Dat het project enige vertraging opliep, zou de oud-leraar van het Oostendse atheneum Raymond Chaffaert zeker beamen. Maar hij kan spijts al zijn inspanningen niet zelf meer meemaken dat de gedenkplaat er eindelijk komt, hij overleed in september vorig jaar. Uit de notities die we van zijn vrouw kregen, lezen we: “Toen ik kort na de Tweede Wereldoorlog (nvdr tijdens het schooljaar 1945) werd aangesteld aan het Koninklijk Atheneum te Oostende, was het mij opgevallen dat op de gedenkplaat voor de oorlogsslachtoffers alle slachtoffers van Joodse origine niet vermeld werden. Dit was voor mij een onvergefelijke nalatigheid van de schooldirectie. De door mij gemaakte opmerking bleef dode letter”. Maar de onderwijsman schrijft even verder ook “al is het decennia later, de fout zal worden rechtgezet. Laat ons deze mensen, die op de meest afschuwelijke manier werden omgebracht alleen omdat ze Jood waren, laat ons deze martelaars indachtig zijn”.
Oostendenaar Eddy Fontaine, die al een jaar geleden over de pogingen van Chaffaert om de namen te laten aanbrengen, in Het Nieuwsblad en in De Standaard berichtte, spreekt van een positieve ontwikkeling: “Het is duidelijk dat nu de verantwoordelijken van het Gemeenschapsonderwijs in Brussel zich ermee bemoeien, er schot in de zaak komt”.
Advertentie
Nood
Johan Vanbesien, de voorzitter van Groen! Oostende stuurde ons een e-mail door, die bij zijn partij binnenliep. De mail was afkomstig van een studente van het Oostendse atheneum die de berichtgeving in de krant had gelezen. Voor Joods Actueel deed zij een rondvraag bij een tiental medeleerlingen in verschillende klassen van de school. Het resultaat was onthutsend. Tot het verhaal vorige maand in de pers verscheen, had geen enkele student er weet van dat op hun school Joodse leerlingen zaten, die tijdens WOII gedeporteerd en vermoord werden door de nazi’s.

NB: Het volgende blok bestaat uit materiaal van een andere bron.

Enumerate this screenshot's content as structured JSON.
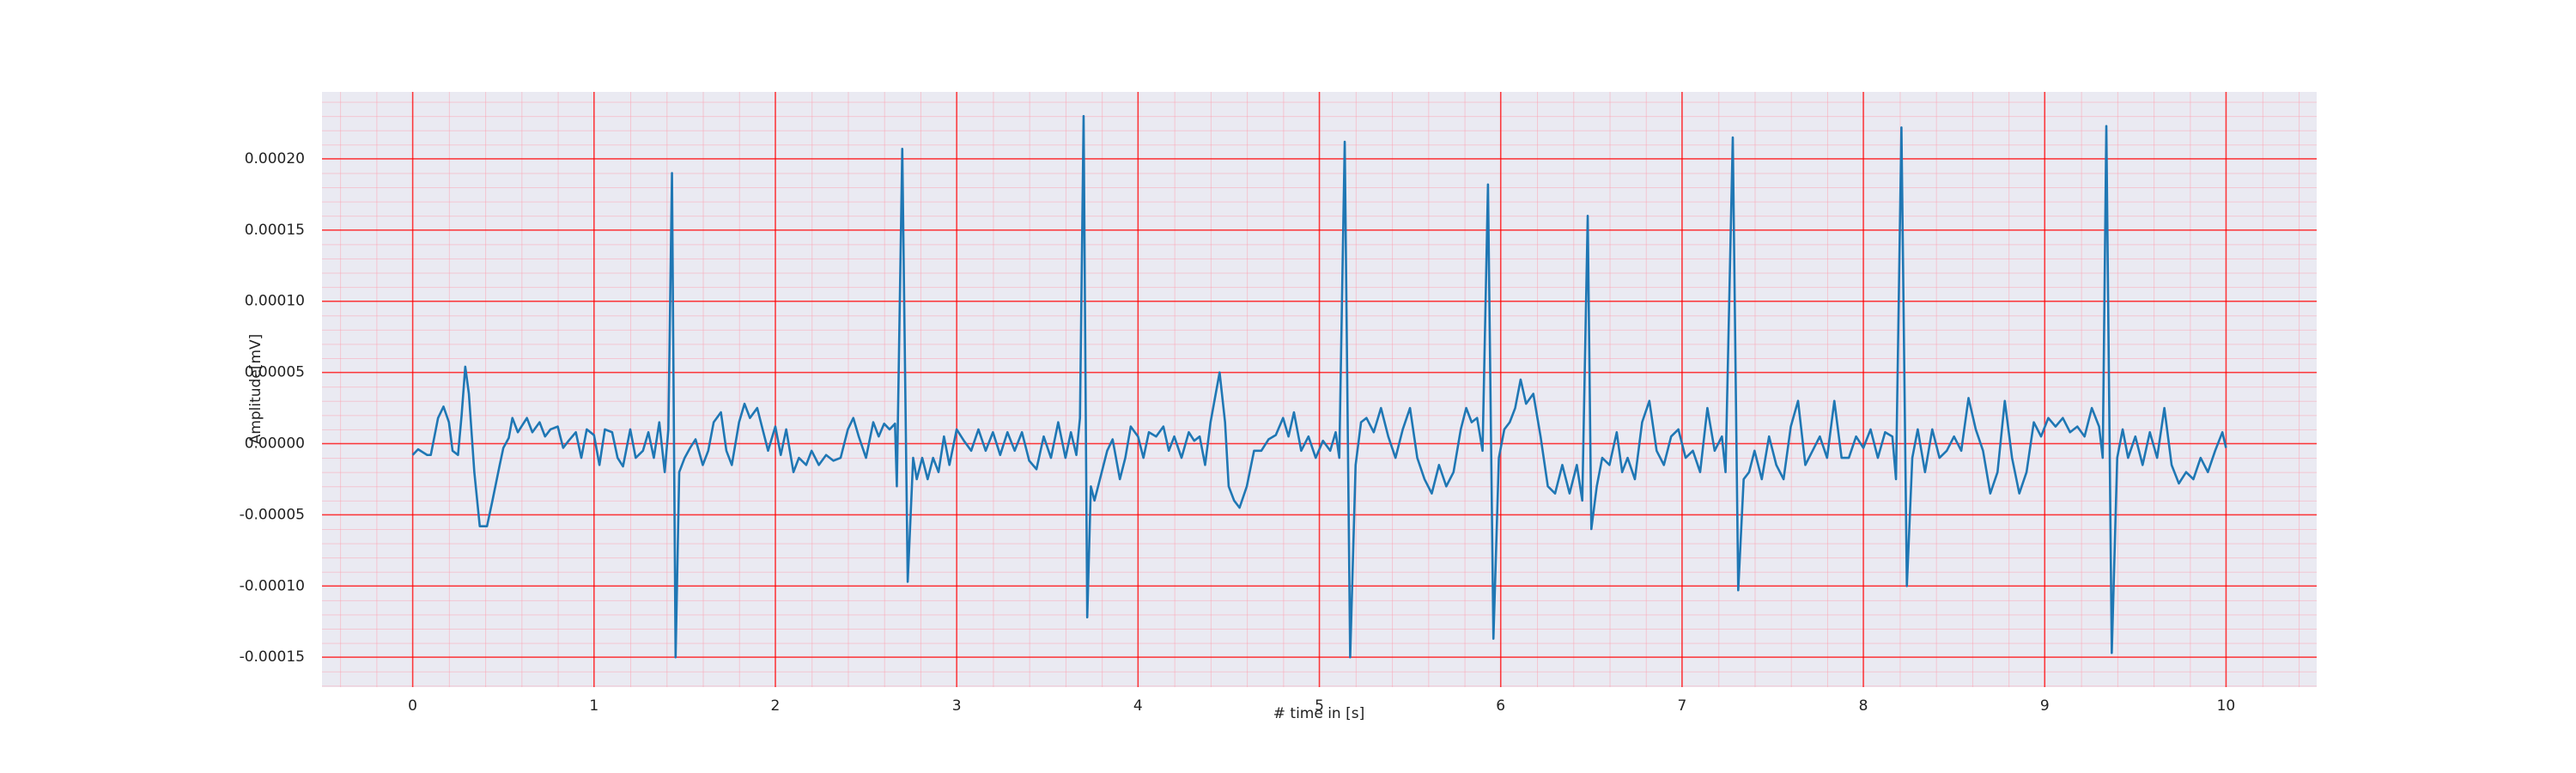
{
  "chart_data": {
    "type": "line",
    "xlabel": "# time in [s]",
    "ylabel": "Amplitude[mV]",
    "color": "#1f77b4",
    "grid": true,
    "grid_color": "#ff0000",
    "background": "#eaeaf2",
    "xlim": [
      -0.5,
      10.5
    ],
    "xticks": [
      0,
      1,
      2,
      3,
      4,
      5,
      6,
      7,
      8,
      9,
      10
    ],
    "ylim": [
      -0.000171,
      0.000247
    ],
    "yticks": [
      {
        "value": -0.00015,
        "label": "-0.00015"
      },
      {
        "value": -0.0001,
        "label": "-0.00010"
      },
      {
        "value": -5e-05,
        "label": "-0.00005"
      },
      {
        "value": 0,
        "label": "0.00000"
      },
      {
        "value": 5e-05,
        "label": "0.00005"
      },
      {
        "value": 0.0001,
        "label": "0.00010"
      },
      {
        "value": 0.00015,
        "label": "0.00015"
      },
      {
        "value": 0.0002,
        "label": "0.00020"
      }
    ],
    "x": [
      0.0,
      0.03,
      0.08,
      0.1,
      0.14,
      0.17,
      0.2,
      0.22,
      0.25,
      0.27,
      0.29,
      0.31,
      0.34,
      0.37,
      0.41,
      0.44,
      0.48,
      0.5,
      0.53,
      0.55,
      0.58,
      0.6,
      0.63,
      0.66,
      0.7,
      0.73,
      0.76,
      0.8,
      0.83,
      0.86,
      0.9,
      0.93,
      0.96,
      1.0,
      1.03,
      1.06,
      1.1,
      1.13,
      1.16,
      1.2,
      1.23,
      1.27,
      1.3,
      1.33,
      1.36,
      1.39,
      1.41,
      1.43,
      1.45,
      1.47,
      1.5,
      1.53,
      1.56,
      1.6,
      1.63,
      1.66,
      1.7,
      1.73,
      1.76,
      1.8,
      1.83,
      1.86,
      1.9,
      1.93,
      1.96,
      2.0,
      2.03,
      2.06,
      2.1,
      2.13,
      2.17,
      2.2,
      2.24,
      2.28,
      2.32,
      2.36,
      2.4,
      2.43,
      2.46,
      2.5,
      2.54,
      2.57,
      2.6,
      2.63,
      2.66,
      2.67,
      2.7,
      2.73,
      2.76,
      2.78,
      2.81,
      2.84,
      2.87,
      2.9,
      2.93,
      2.96,
      3.0,
      3.04,
      3.08,
      3.12,
      3.16,
      3.2,
      3.24,
      3.28,
      3.32,
      3.36,
      3.4,
      3.44,
      3.48,
      3.52,
      3.56,
      3.6,
      3.63,
      3.66,
      3.68,
      3.7,
      3.72,
      3.74,
      3.76,
      3.8,
      3.83,
      3.86,
      3.9,
      3.93,
      3.96,
      4.0,
      4.03,
      4.06,
      4.1,
      4.14,
      4.17,
      4.2,
      4.24,
      4.28,
      4.31,
      4.34,
      4.37,
      4.4,
      4.45,
      4.48,
      4.5,
      4.53,
      4.56,
      4.6,
      4.64,
      4.68,
      4.72,
      4.76,
      4.8,
      4.83,
      4.86,
      4.9,
      4.94,
      4.98,
      5.02,
      5.06,
      5.09,
      5.11,
      5.14,
      5.17,
      5.2,
      5.23,
      5.26,
      5.3,
      5.34,
      5.38,
      5.42,
      5.46,
      5.5,
      5.54,
      5.58,
      5.62,
      5.66,
      5.7,
      5.74,
      5.78,
      5.81,
      5.84,
      5.87,
      5.9,
      5.93,
      5.96,
      5.99,
      6.02,
      6.05,
      6.08,
      6.11,
      6.14,
      6.18,
      6.22,
      6.26,
      6.3,
      6.34,
      6.38,
      6.42,
      6.45,
      6.48,
      6.5,
      6.53,
      6.56,
      6.6,
      6.64,
      6.67,
      6.7,
      6.74,
      6.78,
      6.82,
      6.86,
      6.9,
      6.94,
      6.98,
      7.02,
      7.06,
      7.1,
      7.14,
      7.18,
      7.22,
      7.24,
      7.28,
      7.31,
      7.34,
      7.37,
      7.4,
      7.44,
      7.48,
      7.52,
      7.56,
      7.6,
      7.64,
      7.68,
      7.72,
      7.76,
      7.8,
      7.84,
      7.88,
      7.92,
      7.96,
      8.0,
      8.04,
      8.08,
      8.12,
      8.16,
      8.18,
      8.21,
      8.24,
      8.27,
      8.3,
      8.34,
      8.38,
      8.42,
      8.46,
      8.5,
      8.54,
      8.58,
      8.62,
      8.66,
      8.7,
      8.74,
      8.78,
      8.82,
      8.86,
      8.9,
      8.94,
      8.98,
      9.02,
      9.06,
      9.1,
      9.14,
      9.18,
      9.22,
      9.26,
      9.3,
      9.32,
      9.34,
      9.37,
      9.4,
      9.43,
      9.46,
      9.5,
      9.54,
      9.58,
      9.62,
      9.66,
      9.7,
      9.74,
      9.78,
      9.82,
      9.86,
      9.9,
      9.94,
      9.98,
      10.0
    ],
    "values": [
      -8e-06,
      -4e-06,
      -8e-06,
      -8e-06,
      1.8e-05,
      2.6e-05,
      1.5e-05,
      -5e-06,
      -8e-06,
      2e-05,
      5.4e-05,
      3.5e-05,
      -2e-05,
      -5.8e-05,
      -5.8e-05,
      -4e-05,
      -1.5e-05,
      -3e-06,
      4e-06,
      1.8e-05,
      8e-06,
      1.2e-05,
      1.8e-05,
      8e-06,
      1.5e-05,
      5e-06,
      1e-05,
      1.2e-05,
      -3e-06,
      2e-06,
      8e-06,
      -1e-05,
      1e-05,
      6e-06,
      -1.5e-05,
      1e-05,
      8e-06,
      -1e-05,
      -1.6e-05,
      1e-05,
      -1e-05,
      -5e-06,
      8e-06,
      -1e-05,
      1.5e-05,
      -2e-05,
      1e-05,
      0.00019,
      -0.00015,
      -2e-05,
      -1e-05,
      -3e-06,
      3e-06,
      -1.5e-05,
      -5e-06,
      1.5e-05,
      2.2e-05,
      -5e-06,
      -1.5e-05,
      1.5e-05,
      2.8e-05,
      1.8e-05,
      2.5e-05,
      1e-05,
      -5e-06,
      1.2e-05,
      -8e-06,
      1e-05,
      -2e-05,
      -1e-05,
      -1.5e-05,
      -5e-06,
      -1.5e-05,
      -8e-06,
      -1.2e-05,
      -1e-05,
      1e-05,
      1.8e-05,
      5e-06,
      -1e-05,
      1.5e-05,
      5e-06,
      1.4e-05,
      1e-05,
      1.4e-05,
      -3e-05,
      0.000207,
      -9.7e-05,
      -1e-05,
      -2.5e-05,
      -1e-05,
      -2.5e-05,
      -1e-05,
      -2e-05,
      5e-06,
      -1.5e-05,
      1e-05,
      2e-06,
      -5e-06,
      1e-05,
      -5e-06,
      8e-06,
      -8e-06,
      8e-06,
      -5e-06,
      8e-06,
      -1.2e-05,
      -1.8e-05,
      5e-06,
      -1e-05,
      1.5e-05,
      -1e-05,
      8e-06,
      -8e-06,
      1.8e-05,
      0.00023,
      -0.000122,
      -3e-05,
      -4e-05,
      -2e-05,
      -5e-06,
      3e-06,
      -2.5e-05,
      -1e-05,
      1.2e-05,
      5e-06,
      -1e-05,
      8e-06,
      5e-06,
      1.2e-05,
      -5e-06,
      5e-06,
      -1e-05,
      8e-06,
      2e-06,
      5e-06,
      -1.5e-05,
      1.5e-05,
      5e-05,
      1.5e-05,
      -3e-05,
      -4e-05,
      -4.5e-05,
      -3e-05,
      -5e-06,
      -5e-06,
      3e-06,
      6e-06,
      1.8e-05,
      5e-06,
      2.2e-05,
      -5e-06,
      5e-06,
      -1e-05,
      2e-06,
      -5e-06,
      8e-06,
      -1e-05,
      0.000212,
      -0.00015,
      -1.5e-05,
      1.5e-05,
      1.8e-05,
      8e-06,
      2.5e-05,
      5e-06,
      -1e-05,
      1e-05,
      2.5e-05,
      -1e-05,
      -2.5e-05,
      -3.5e-05,
      -1.5e-05,
      -3e-05,
      -2e-05,
      1e-05,
      2.5e-05,
      1.5e-05,
      1.8e-05,
      -5e-06,
      0.000182,
      -0.000137,
      -1e-05,
      1e-05,
      1.5e-05,
      2.5e-05,
      4.5e-05,
      2.8e-05,
      3.5e-05,
      5e-06,
      -3e-05,
      -3.5e-05,
      -1.5e-05,
      -3.5e-05,
      -1.5e-05,
      -4e-05,
      0.00016,
      -6e-05,
      -3e-05,
      -1e-05,
      -1.5e-05,
      8e-06,
      -2e-05,
      -1e-05,
      -2.5e-05,
      1.5e-05,
      3e-05,
      -5e-06,
      -1.5e-05,
      5e-06,
      1e-05,
      -1e-05,
      -5e-06,
      -2e-05,
      2.5e-05,
      -5e-06,
      5e-06,
      -2e-05,
      0.000215,
      -0.000103,
      -2.5e-05,
      -2e-05,
      -5e-06,
      -2.5e-05,
      5e-06,
      -1.5e-05,
      -2.5e-05,
      1.2e-05,
      3e-05,
      -1.5e-05,
      -5e-06,
      5e-06,
      -1e-05,
      3e-05,
      -1e-05,
      -1e-05,
      5e-06,
      -3e-06,
      1e-05,
      -1e-05,
      8e-06,
      5e-06,
      -2.5e-05,
      0.000222,
      -0.0001,
      -1e-05,
      1e-05,
      -2e-05,
      1e-05,
      -1e-05,
      -5e-06,
      5e-06,
      -5e-06,
      3.2e-05,
      1e-05,
      -5e-06,
      -3.5e-05,
      -2e-05,
      3e-05,
      -1e-05,
      -3.5e-05,
      -2e-05,
      1.5e-05,
      5e-06,
      1.8e-05,
      1.2e-05,
      1.8e-05,
      8e-06,
      1.2e-05,
      5e-06,
      2.5e-05,
      1.2e-05,
      -1e-05,
      0.000223,
      -0.000147,
      -1e-05,
      1e-05,
      -1e-05,
      5e-06,
      -1.5e-05,
      8e-06,
      -1e-05,
      2.5e-05,
      -1.5e-05,
      -2.8e-05,
      -2e-05,
      -2.5e-05,
      -1e-05,
      -2e-05,
      -5e-06,
      8e-06,
      -3e-06
    ]
  }
}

De mededeling van de afgevaardigde bestuurder van het Gemeenschapsonderwijs dat leraren op de school grote inspanningen leveren in verband met herinneringseducatie, is zonder de minste twijfel correct. Het komt ons voor dat de Oostendse atheneumleerkrachten zelf niet van de Joodse geschiedenis van hun school op de hoogte waren. Dat is niet vreemd want bijna niemand in Oostende weet er iets over. Maar in het geval van dit atheneum begint herinneringseducatie – hoe prijzenswaardig ook – niet in Breendonk of in Mechelen, zelfs niet op een Shoahherdenking in Antwerpen maar in de Alfons Spillaertstraat nr.31 te Oostende.
Of zoals mijnheer Chaffaert – die nog met een oude typmachine tikte – zijn verslag beëindigde met een oproep in hoofdletters, waarbij hij extra spaties tussen de letters plaatste: “L E T ‘S R E M E M B E R T H E M”.